If you can't travel to Channel Islands National Park on Thursday -- and really, how many of us can? -- but want to watch two bald eagles being banded, you can do that with a computer connection.

At 11 a.m. Pacific (noon Mountain, 1 p.m. Central, and 2 p.m. Eastern) biologists will be putting legs bands on two eaglets on Santa Cruz Island.

If all things go as expected, you can watch this live by surfing over to the park's live Bald Eagle Cam by clicking here. Along with attaching leg bands, the biologists plan to attached radio and satellite transmitters to the birds and give them quick checkups.

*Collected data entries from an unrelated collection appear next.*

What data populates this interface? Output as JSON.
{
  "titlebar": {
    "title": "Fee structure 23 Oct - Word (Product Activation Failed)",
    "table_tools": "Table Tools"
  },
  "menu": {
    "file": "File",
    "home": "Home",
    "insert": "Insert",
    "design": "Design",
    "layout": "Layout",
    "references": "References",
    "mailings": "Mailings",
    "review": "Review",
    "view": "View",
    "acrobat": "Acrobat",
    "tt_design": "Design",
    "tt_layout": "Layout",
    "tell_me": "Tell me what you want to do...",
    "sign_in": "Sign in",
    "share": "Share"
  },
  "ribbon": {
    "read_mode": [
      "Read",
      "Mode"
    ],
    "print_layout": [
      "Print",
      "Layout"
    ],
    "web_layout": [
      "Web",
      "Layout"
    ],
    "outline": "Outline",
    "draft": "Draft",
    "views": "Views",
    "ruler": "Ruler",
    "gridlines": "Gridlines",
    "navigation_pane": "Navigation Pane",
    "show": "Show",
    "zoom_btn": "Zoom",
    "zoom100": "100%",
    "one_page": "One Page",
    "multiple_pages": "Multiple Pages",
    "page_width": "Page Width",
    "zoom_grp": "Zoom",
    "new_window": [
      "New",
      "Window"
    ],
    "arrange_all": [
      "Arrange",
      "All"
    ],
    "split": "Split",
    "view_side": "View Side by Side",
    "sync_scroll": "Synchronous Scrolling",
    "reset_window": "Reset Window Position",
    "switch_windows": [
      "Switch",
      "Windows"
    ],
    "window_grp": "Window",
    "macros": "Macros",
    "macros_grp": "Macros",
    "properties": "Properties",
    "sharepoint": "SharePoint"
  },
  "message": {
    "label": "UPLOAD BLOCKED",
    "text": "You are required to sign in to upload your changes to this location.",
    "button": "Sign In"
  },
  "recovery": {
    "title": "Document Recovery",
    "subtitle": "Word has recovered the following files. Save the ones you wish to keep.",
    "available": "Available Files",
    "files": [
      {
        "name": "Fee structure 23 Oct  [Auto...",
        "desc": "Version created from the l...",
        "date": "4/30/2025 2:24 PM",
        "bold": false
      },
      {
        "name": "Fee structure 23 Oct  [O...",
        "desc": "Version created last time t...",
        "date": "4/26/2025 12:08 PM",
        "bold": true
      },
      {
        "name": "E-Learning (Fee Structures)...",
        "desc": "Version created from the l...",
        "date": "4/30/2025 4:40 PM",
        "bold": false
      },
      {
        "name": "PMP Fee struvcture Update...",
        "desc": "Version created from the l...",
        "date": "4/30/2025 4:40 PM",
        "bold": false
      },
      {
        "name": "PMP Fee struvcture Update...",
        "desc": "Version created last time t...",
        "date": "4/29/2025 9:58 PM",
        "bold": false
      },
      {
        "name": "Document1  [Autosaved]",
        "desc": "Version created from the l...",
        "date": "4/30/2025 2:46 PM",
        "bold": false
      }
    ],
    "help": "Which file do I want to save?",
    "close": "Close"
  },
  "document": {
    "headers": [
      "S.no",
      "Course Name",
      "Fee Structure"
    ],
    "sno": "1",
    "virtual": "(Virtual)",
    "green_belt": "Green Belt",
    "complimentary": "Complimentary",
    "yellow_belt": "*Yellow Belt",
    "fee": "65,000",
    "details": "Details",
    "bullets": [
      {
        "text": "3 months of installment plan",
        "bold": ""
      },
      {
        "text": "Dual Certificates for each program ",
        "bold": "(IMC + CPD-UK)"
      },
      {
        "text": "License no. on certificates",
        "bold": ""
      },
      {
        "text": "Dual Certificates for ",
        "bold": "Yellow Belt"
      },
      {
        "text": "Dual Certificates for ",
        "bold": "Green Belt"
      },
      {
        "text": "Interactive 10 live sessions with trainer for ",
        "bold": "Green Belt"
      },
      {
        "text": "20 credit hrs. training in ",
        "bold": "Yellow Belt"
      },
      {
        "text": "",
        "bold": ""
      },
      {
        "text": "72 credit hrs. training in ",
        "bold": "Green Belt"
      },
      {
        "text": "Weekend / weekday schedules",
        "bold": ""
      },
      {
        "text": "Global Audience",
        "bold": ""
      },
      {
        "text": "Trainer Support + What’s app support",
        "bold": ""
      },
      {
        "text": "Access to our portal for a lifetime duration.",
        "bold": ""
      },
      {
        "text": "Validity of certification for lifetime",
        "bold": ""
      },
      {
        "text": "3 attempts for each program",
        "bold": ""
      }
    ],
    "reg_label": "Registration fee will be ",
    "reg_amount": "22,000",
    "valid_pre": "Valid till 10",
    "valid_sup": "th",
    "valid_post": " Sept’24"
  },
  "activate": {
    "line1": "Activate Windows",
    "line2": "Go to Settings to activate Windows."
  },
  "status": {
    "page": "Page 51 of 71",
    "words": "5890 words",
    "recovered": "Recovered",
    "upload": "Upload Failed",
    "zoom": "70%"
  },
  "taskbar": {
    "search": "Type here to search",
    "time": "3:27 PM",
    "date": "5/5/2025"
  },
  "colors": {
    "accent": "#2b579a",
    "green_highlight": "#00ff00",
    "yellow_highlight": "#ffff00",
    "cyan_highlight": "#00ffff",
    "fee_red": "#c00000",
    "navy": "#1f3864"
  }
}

The eagles, which are close to fledging, will join a population of more than 30 bald eagles that now reside on the northern Channel Islands. They currently are residing in a bald eagle nest that is on The Nature Conservancy’s property on Santa Cruz Island, the largest in the chain of eight Channel Islands.

The bald eagle re-establishment project on Santa Cruz Island is part the Montrose Settlements Restoration Program (MSRP), a multi-agency program dedicated to restoring natural resources harmed by DDTs and PCBs released into the environment by Montrose Chemical Corporation and other industrial sources in Southern California in the mid- 20th century.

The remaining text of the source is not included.